Nice side effect: These people stay with their team longer and do not change employers so quickly. Here, companies and superiors can intervene in a targeted manner to subtly help the altruism in the team on the jumps. The researchers propose to smuggle in a type of Trojan horse. In other words, a team member who is clearly focused on supporting the others. That rubs off and makes the others more selfless too.

Assignment

Who actually belongs to the team? When social psychologist Richard Hackman asked executives this question, there was disagreement. The answers ranged from five to 24 - in the same group. Under a head of department who doesn't count you on the team, your motivation shouldn't go sky high ...

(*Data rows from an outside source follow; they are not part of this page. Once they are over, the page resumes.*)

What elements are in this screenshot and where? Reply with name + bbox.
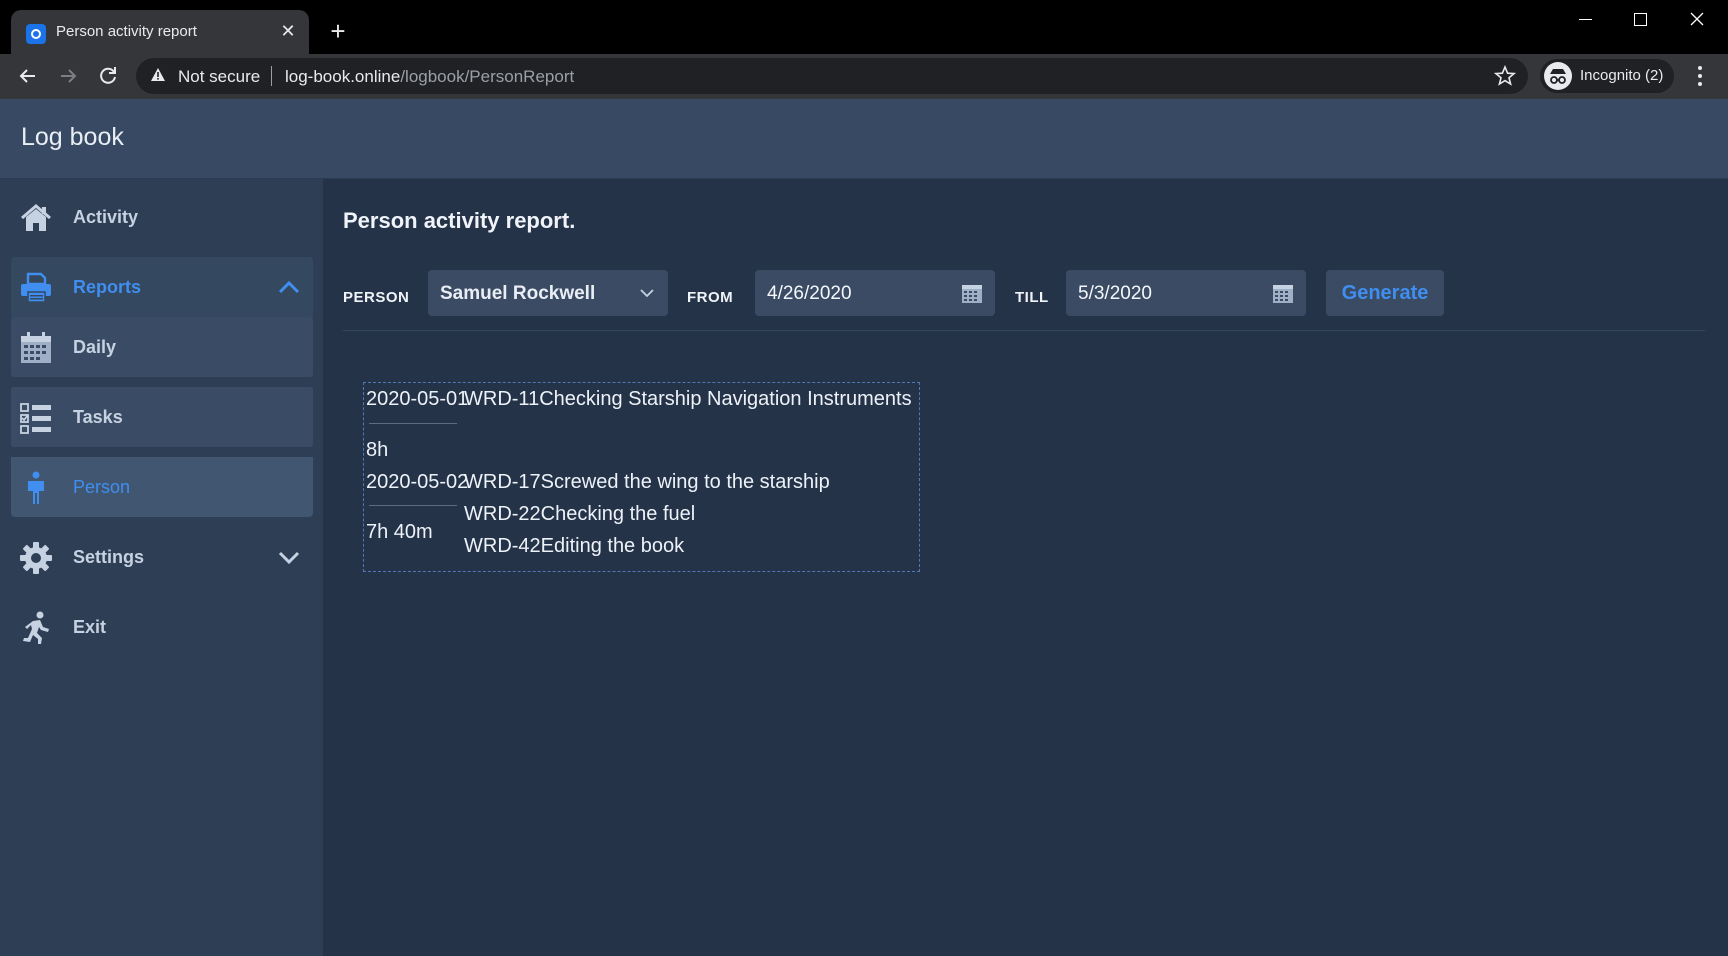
- warning-icon: [150, 67, 166, 88]
- app-root: Log book Activity Reports Daily Tasks Pe…: [0, 99, 1728, 956]
- app-title[interactable]: Log book: [21, 123, 124, 152]
- till-date-value: 5/3/2020: [1078, 283, 1152, 304]
- incognito-label: Incognito (2): [1580, 67, 1664, 84]
- tab-close-icon[interactable]: ✕: [277, 20, 299, 42]
- new-tab-icon[interactable]: +: [324, 18, 352, 46]
- minimize-icon[interactable]: [1565, 8, 1605, 32]
- app-header: Log book: [0, 99, 1728, 179]
- person-icon: [19, 471, 53, 505]
- sidebar: Activity Reports Daily Tasks Person Sett…: [0, 179, 323, 956]
- bookmark-star-icon[interactable]: [1493, 64, 1517, 92]
- task-title: Checking the fuel: [540, 503, 696, 525]
- till-label: TILL: [1015, 289, 1049, 306]
- sidebar-item-daily[interactable]: Daily: [11, 317, 313, 377]
- chevron-down-icon: [638, 284, 656, 307]
- report-table: 2020-05-01 8h WRD-11Checking Starship Na…: [363, 382, 920, 572]
- report-date: 2020-05-02: [366, 471, 469, 493]
- calendar-icon[interactable]: [961, 282, 983, 309]
- omnibox-divider: [271, 66, 272, 86]
- incognito-icon: [1544, 62, 1572, 90]
- back-arrow-icon[interactable]: [13, 61, 43, 91]
- from-date-value: 4/26/2020: [767, 283, 852, 304]
- home-icon: [19, 201, 53, 235]
- task-title: Screwed the wing to the starship: [540, 471, 830, 493]
- report-total: 8h: [366, 439, 389, 461]
- generate-button[interactable]: Generate: [1326, 270, 1444, 316]
- window-close-icon[interactable]: [1677, 8, 1717, 32]
- filter-divider: [343, 330, 1705, 331]
- browser-tab[interactable]: Person activity report ✕: [11, 10, 309, 54]
- sidebar-item-label: Person: [73, 477, 131, 497]
- calendar-icon[interactable]: [1272, 282, 1294, 309]
- browser-toolbar: Not secure log-book.online/logbook/Perso…: [0, 54, 1728, 99]
- sidebar-item-person[interactable]: Person: [11, 457, 313, 517]
- person-select[interactable]: Samuel Rockwell: [428, 270, 668, 316]
- sidebar-item-label: Tasks: [73, 407, 123, 427]
- task-id: WRD-17: [464, 471, 541, 493]
- address-bar[interactable]: Not secure log-book.online/logbook/Perso…: [136, 58, 1528, 94]
- url-text[interactable]: log-book.online/logbook/PersonReport: [285, 67, 574, 87]
- running-person-icon: [19, 611, 53, 645]
- from-label: FROM: [687, 289, 734, 306]
- task-title: Editing the book: [540, 535, 685, 557]
- chevron-up-icon[interactable]: [277, 275, 301, 304]
- task-row[interactable]: WRD-11Checking Starship Navigation Instr…: [464, 388, 912, 411]
- task-row[interactable]: WRD-22Checking the fuel: [464, 503, 695, 526]
- task-title: Checking Starship Navigation Instruments: [539, 388, 912, 410]
- sidebar-item-label: Daily: [73, 337, 117, 357]
- favicon-icon: [26, 24, 46, 44]
- person-select-value: Samuel Rockwell: [440, 283, 596, 304]
- sidebar-item-label: Exit: [73, 617, 107, 637]
- sidebar-item-exit[interactable]: Exit: [11, 597, 313, 657]
- reload-icon[interactable]: [93, 61, 123, 91]
- task-id: WRD-11: [464, 388, 540, 410]
- page-title: Person activity report.: [343, 208, 576, 233]
- sidebar-item-settings[interactable]: Settings: [11, 527, 313, 587]
- task-id: WRD-22: [464, 503, 541, 525]
- url-host: log-book.online: [285, 67, 401, 86]
- sidebar-item-label: Reports: [73, 277, 142, 297]
- from-date-input[interactable]: 4/26/2020: [755, 270, 995, 316]
- security-label[interactable]: Not secure: [178, 67, 260, 87]
- report-total: 7h 40m: [366, 521, 433, 543]
- sidebar-item-label: Activity: [73, 207, 139, 227]
- incognito-indicator[interactable]: Incognito (2): [1540, 59, 1674, 93]
- checklist-icon: [19, 401, 53, 435]
- task-id: WRD-42: [464, 535, 541, 557]
- printer-icon: [19, 271, 53, 305]
- sidebar-item-label: Settings: [73, 547, 145, 567]
- chevron-down-icon[interactable]: [277, 545, 301, 574]
- maximize-icon[interactable]: [1620, 8, 1660, 32]
- calendar-icon: [19, 331, 53, 365]
- date-underline: [369, 505, 457, 506]
- person-label: PERSON: [343, 289, 410, 306]
- till-date-input[interactable]: 5/3/2020: [1066, 270, 1306, 316]
- gear-icon: [19, 541, 53, 575]
- task-row[interactable]: WRD-17Screwed the wing to the starship: [464, 471, 830, 494]
- browser-menu-icon[interactable]: [1690, 64, 1710, 88]
- tab-title: Person activity report: [56, 23, 197, 40]
- task-row[interactable]: WRD-42Editing the book: [464, 535, 684, 558]
- report-date: 2020-05-01: [366, 388, 469, 410]
- sidebar-item-reports[interactable]: Reports: [11, 257, 313, 317]
- main-content: Person activity report. PERSON Samuel Ro…: [323, 179, 1728, 956]
- url-path: /logbook/PersonReport: [400, 67, 575, 86]
- date-underline: [369, 423, 457, 424]
- forward-arrow-icon[interactable]: [53, 61, 83, 91]
- browser-tabstrip: Person activity report ✕ +: [0, 0, 1728, 54]
- sidebar-item-tasks[interactable]: Tasks: [11, 387, 313, 447]
- sidebar-item-activity[interactable]: Activity: [11, 187, 313, 247]
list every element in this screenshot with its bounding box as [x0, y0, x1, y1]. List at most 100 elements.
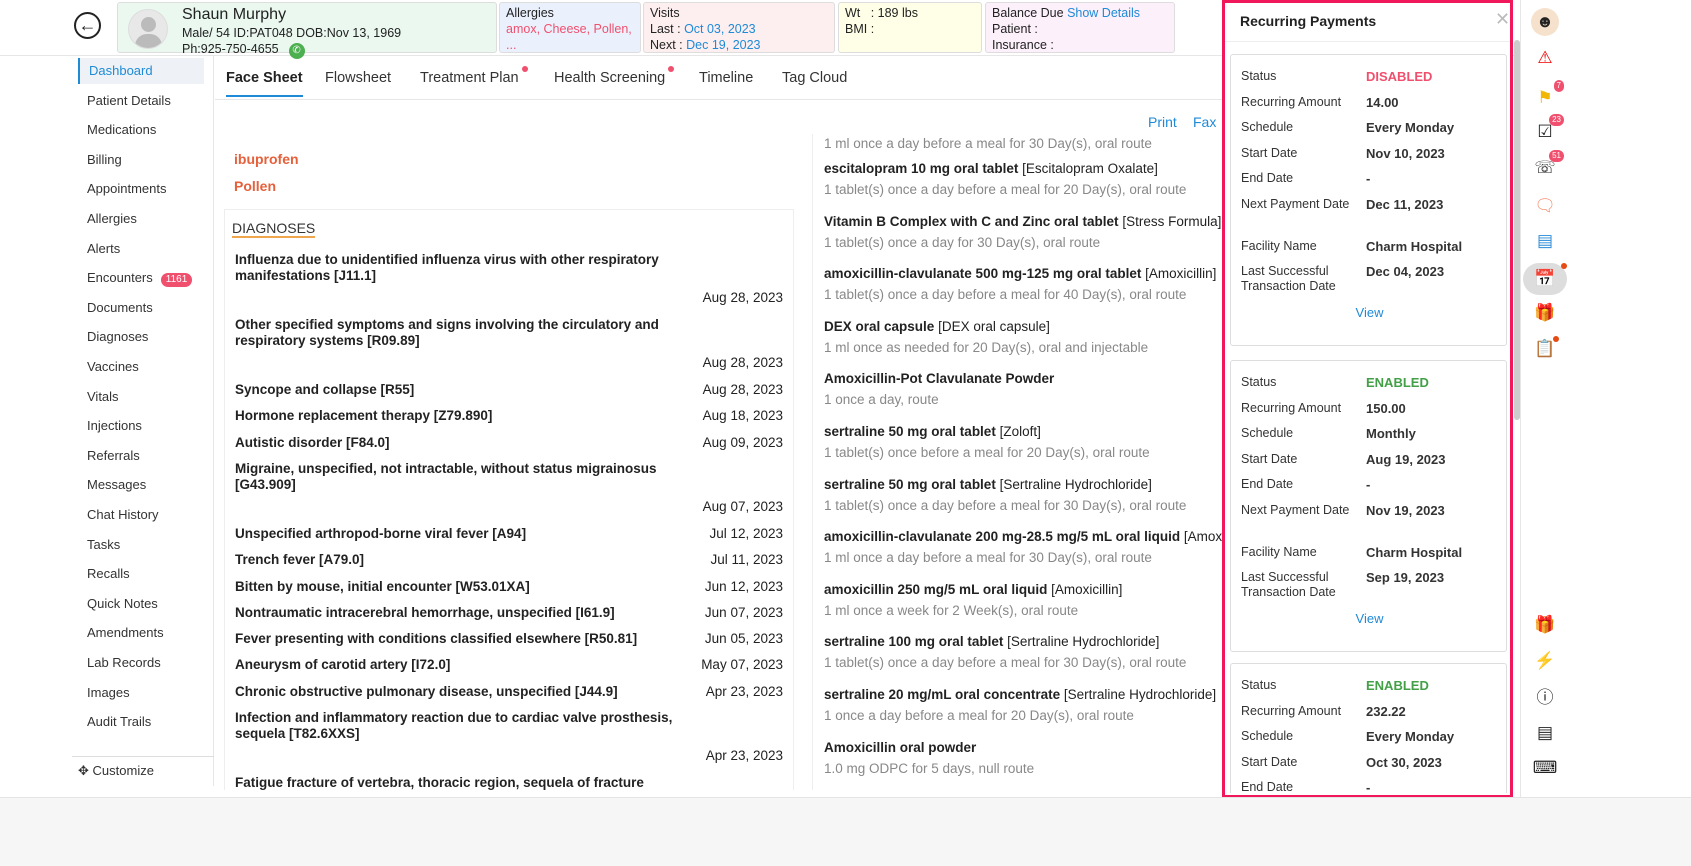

An experiment at Montefiore Medical Center in New York shows that clear assignments prevent team failure and demonstrably make collaboration more successful. To do this, they compared two teams: one in normal work clothes, one in jerseys with shirt numbers. Sounds strange, but it actually had an effect. The group with the jerseys did much better, and a lot more instructions were given in it. In the office, you are still welcome to do without numbers on your back. But the experiment shows that clear assignments help a team - and maybe also that symbols can create identity and cohesion.


Background music

It doesn't have to be a highly complicated measure to prevent team failure. Sometimes it is enough to turn small controls. For example, fill your workforce with music classics such as Yellow Submarine, Brown eyed girl or Walking on Sunshine.


Team members are more helpful when listening to good mood music. This is what behavior researchers at Cornell University want to have found out. If, on the other hand, they listen to heavy, dark music - heavy metal, for example - then they tend to prefer selfishness. In the comparison between happy music in the background and no sound at all, the good-mood sound also scores better. Cheerful music therefore improves teamwork and cooperation. And very important: It is significantly cheaper than expensive team building measures ...

praise

Classically, all team members should be valued. Nobody feels left out in this way. It also promotes a one-for-all-all-for-one mentality in which the team sees itself as a whole. Scientists from North Carolina State University have found out in an experiment, however, that it can make sense to highlight individual employees and to reward them with additional praise.


In your experiment you praised some particularly good individual performers. The other participants noticed that. Consequence: In the test groups in which one person was publicly lifted onto a pedestal, the others also tried harder.They emulated the nerd, oriented themselves to his approach and thereby improved themselves. The idea of ​​naming an employee of the month may be an option against this background.